Por Dolores Barreiro Para LA NACION
Mi primera vez en la India fue una casualidad. El plan ese verano era visitar con mi marido las Maldivas, unas paradisíacas islas en el Indico, y pasó lo que pasa muchas veces cuando uno tiene espíritu aventurero... y ya que estamos. Y ya que estamos nos tomamos un avión a Sri Lanka, ex Ceylán, una islota maravillosa que es como una pequeña hijita de la India. En poco tiempo la recorrimos entera, incluidas las estaciones de montaña donde se planta todavía el té de Ceylán, una variedad de las más exquisitas del mundo, importada por los ingleses en la época de la colonia.
Visitamos el orfanato de elefantes, la capital, Colombo, con ese aire de glamour perdido que me recordó un poco a Cuba, y unas playitas solitarias y divinas olvidadas por el mundo... hasta el tsunami, claro. Y todavía teníamos tiempo, y estábamos ¡tan cerca!
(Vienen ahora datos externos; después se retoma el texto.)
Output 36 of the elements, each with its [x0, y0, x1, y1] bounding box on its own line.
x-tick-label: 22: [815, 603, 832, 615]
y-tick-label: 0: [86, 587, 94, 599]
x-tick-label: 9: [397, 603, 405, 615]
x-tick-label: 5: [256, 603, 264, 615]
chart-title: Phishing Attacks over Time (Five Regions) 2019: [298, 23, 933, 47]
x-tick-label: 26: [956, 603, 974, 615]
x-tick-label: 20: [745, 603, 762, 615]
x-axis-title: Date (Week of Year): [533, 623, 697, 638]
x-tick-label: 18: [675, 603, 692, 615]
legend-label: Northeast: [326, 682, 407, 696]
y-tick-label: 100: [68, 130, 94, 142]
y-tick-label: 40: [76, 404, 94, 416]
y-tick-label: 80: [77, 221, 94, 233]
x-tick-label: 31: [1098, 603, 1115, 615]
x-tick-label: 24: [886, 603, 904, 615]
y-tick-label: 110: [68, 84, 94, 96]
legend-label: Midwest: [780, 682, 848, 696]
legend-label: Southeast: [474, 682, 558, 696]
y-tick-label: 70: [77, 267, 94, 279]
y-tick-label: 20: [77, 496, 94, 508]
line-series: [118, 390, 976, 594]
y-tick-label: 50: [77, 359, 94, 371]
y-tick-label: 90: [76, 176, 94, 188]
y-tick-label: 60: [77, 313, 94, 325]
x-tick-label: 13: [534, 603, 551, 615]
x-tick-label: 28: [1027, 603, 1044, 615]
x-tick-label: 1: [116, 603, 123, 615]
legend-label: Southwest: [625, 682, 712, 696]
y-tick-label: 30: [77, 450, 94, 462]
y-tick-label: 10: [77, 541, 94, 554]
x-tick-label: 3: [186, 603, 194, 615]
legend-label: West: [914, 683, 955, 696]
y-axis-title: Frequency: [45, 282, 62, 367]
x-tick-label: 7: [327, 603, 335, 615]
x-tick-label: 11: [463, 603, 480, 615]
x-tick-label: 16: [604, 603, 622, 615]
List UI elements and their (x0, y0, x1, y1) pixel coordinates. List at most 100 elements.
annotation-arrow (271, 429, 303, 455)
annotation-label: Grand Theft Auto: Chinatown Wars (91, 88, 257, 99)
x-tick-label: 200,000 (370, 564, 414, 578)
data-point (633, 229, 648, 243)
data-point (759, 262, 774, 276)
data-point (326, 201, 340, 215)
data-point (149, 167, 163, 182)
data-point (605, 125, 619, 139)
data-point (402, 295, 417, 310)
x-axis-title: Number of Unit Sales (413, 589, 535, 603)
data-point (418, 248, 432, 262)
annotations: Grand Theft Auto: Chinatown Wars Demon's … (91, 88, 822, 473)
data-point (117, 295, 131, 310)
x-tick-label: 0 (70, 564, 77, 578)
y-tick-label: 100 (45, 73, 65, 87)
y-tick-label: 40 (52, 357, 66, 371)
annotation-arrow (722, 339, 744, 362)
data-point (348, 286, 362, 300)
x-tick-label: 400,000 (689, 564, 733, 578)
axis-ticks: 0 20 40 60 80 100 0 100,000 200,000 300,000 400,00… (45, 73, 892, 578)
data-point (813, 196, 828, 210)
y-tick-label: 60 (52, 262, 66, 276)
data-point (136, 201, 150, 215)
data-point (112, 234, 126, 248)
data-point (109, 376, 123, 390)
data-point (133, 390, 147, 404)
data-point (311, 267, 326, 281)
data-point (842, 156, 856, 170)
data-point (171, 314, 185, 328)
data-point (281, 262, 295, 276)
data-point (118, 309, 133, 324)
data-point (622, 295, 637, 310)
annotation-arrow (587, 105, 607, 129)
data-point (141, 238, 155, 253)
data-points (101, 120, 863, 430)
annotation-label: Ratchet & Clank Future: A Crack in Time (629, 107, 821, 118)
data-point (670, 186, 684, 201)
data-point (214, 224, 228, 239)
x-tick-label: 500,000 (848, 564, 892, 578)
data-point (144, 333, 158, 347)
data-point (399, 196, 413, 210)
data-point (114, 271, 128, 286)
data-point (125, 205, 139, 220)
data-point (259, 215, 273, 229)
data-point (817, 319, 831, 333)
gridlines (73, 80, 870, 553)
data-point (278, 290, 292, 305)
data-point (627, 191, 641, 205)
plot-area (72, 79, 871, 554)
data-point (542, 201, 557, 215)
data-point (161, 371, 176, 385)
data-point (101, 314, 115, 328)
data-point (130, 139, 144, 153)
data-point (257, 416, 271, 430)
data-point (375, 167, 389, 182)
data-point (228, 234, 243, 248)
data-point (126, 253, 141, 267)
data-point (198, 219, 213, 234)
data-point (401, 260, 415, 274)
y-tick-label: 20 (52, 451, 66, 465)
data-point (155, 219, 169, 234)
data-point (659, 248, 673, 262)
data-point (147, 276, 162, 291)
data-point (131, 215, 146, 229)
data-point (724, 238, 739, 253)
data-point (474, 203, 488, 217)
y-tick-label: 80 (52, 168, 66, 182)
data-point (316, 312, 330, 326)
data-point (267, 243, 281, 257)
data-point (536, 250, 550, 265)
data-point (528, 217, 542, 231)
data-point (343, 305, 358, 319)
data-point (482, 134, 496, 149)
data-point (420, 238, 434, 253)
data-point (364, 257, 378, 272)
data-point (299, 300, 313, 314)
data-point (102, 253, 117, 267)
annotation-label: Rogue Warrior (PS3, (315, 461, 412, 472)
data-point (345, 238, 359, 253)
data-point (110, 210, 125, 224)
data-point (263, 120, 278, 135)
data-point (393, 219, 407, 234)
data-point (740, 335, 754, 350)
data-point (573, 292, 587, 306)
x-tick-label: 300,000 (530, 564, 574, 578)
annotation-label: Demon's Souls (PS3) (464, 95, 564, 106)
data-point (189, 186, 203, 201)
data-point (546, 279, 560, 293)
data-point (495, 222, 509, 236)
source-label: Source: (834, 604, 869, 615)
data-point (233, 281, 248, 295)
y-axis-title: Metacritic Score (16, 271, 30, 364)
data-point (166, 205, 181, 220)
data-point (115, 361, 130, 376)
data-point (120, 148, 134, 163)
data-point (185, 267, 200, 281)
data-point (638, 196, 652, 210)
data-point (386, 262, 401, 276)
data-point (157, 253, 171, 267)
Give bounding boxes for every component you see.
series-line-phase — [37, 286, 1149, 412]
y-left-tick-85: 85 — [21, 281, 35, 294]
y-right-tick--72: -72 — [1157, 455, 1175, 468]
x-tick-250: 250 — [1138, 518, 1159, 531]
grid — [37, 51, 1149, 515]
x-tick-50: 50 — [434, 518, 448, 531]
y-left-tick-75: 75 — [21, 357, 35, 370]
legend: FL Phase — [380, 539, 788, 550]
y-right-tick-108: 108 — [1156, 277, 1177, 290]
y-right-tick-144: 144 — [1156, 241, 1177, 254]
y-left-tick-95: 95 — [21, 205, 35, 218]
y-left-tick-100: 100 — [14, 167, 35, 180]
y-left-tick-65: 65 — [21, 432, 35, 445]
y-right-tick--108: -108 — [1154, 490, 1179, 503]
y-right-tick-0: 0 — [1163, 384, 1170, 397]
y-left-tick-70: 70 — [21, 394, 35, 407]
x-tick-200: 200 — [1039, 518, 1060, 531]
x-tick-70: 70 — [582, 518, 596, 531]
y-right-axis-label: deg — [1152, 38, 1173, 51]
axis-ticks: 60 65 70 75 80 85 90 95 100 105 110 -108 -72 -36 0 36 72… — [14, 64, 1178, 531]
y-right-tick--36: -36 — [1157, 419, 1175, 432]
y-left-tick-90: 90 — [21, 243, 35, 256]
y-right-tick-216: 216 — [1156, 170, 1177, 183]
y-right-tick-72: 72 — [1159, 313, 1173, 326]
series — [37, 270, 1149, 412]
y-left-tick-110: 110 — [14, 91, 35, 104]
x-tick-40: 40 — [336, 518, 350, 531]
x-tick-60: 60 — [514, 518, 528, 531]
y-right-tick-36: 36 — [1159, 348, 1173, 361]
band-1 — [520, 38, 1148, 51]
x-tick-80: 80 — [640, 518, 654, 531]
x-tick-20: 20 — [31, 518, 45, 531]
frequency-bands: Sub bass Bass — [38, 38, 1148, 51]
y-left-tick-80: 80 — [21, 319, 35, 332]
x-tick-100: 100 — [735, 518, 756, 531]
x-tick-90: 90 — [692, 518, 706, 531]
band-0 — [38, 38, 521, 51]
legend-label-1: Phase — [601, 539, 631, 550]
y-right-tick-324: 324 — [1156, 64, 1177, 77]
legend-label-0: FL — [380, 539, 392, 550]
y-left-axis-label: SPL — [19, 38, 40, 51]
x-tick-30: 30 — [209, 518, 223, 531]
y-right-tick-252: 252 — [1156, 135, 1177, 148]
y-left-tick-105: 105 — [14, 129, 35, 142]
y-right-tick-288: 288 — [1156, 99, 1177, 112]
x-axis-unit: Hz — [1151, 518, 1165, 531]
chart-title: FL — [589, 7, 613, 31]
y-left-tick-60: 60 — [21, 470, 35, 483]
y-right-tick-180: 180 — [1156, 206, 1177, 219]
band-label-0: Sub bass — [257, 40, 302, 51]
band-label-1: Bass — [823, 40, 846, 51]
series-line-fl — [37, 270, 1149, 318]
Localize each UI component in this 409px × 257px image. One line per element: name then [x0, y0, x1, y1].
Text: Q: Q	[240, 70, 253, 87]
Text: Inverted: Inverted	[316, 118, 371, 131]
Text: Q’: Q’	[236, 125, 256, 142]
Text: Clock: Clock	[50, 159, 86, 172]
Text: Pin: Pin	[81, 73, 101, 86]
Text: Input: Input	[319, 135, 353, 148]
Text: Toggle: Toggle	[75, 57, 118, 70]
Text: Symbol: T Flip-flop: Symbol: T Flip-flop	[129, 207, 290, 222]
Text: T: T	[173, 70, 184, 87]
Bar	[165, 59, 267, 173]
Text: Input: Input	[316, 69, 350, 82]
Partimos enseguida en un avión de Colombo a Trivandrum, el sur de la India. Las primeras sensaciones fueron muy extrañas, los ruidos, la gente... Muchísima por todos lados, los mendigos mutilados por todas partes, los vendedores que te persiguen con una insistencia que nunca había conocido, hasta creí a veces que me veían como una especie de montaña de rupias caminando. De las playas de Goa, que enamoraron con razón a The Beatles en los años 70, partimos en un viaje largo y bizarro hacia Bombay.
Fueron casi veinte horas, pero lo peor fue nuestra ubicación en el colectivo, una especie de compartimiento de equipaje, con el largo y ancho justo de un ataúd; ni sentados, ni de costado, ni nada, sólo acostados y bien derechitos.
Vale aclarar que en esa época no sabíamos que los indios son capaces de venderte cualquier cosa, no por nada hay un dicho popular entre ellos que dice: Everything is possible in India.
Como nos quedábamos cortos de tiempo y la experiencia del transporte en ruta no había sido muy buena, decidimos seguir a Rajastán en tren. ¡Los trenes de la India! Confieso que los adoro, son toda una experiencia. No importa en qué clase viajes ni hacia dónde, siempre prometen algún recuerdo inolvidable.
Además de ser una de las mejores maneras de estar en contacto con la gente, la red de trenes es superextensa, el sistema de venta de tickets está computarizado y siempre hay una conexión que te lleva adonde querés ir. Así llegamos a conocer Rajastán, tierra de una gente hermosa de tez muy morena y ojos claros, turbantes de todos colores y faldas enormes que bailan al ritmo de una música de encantadores de serpientes, cascabeles y castillos que parecen de Las mil y una noches.
Visitamos el desierto del Thar en la frontera con Paquistán, viajamos en camello, dormimos en carpa bajo un cielo como sólo el desierto puede dar, y comimos chapatis hechos en las cenizas de la fogata que nos mantenía calentitos. La India es todo lo exótica que uno pueda imaginar, y más. Es común ver elefantes, vacas, camellos y chanchos caminando entre indios, turistas y Ambasador, unos taxis antiguos y elegantes que sólo se fabrican allí.
Las visitas a los mercados son una cita infaltable: frutas y verduras de todo tipo, especias y aromas, puestitos de pulseras -miles de ellas de todos colores-, y sahumerios y guirnaldas de flores para los dioses. Los dioses y el Ganges sagrado están presentes a cada paso que uno da en la India.
Y después de ese primer viaje vinieron muchos. Llegué a conocer cada vez más los códigos y lugares: Darjeeling, en los Himalaya; Amritsar, la ciudad del templo dorado de los siks; el exquisito Taj Mahal, Nueva Delhi, Varanasi, donde es un privilegio para los indios ir a morir y ser cremado en los ghats de esa ciudad, que es la más sagrada para los que practican el hinduismo. Todavía tengo mucho por conocer. La India es más de lo que uno puede describir en unas pocas líneas. Lo cierto es que volvería un millón de veces.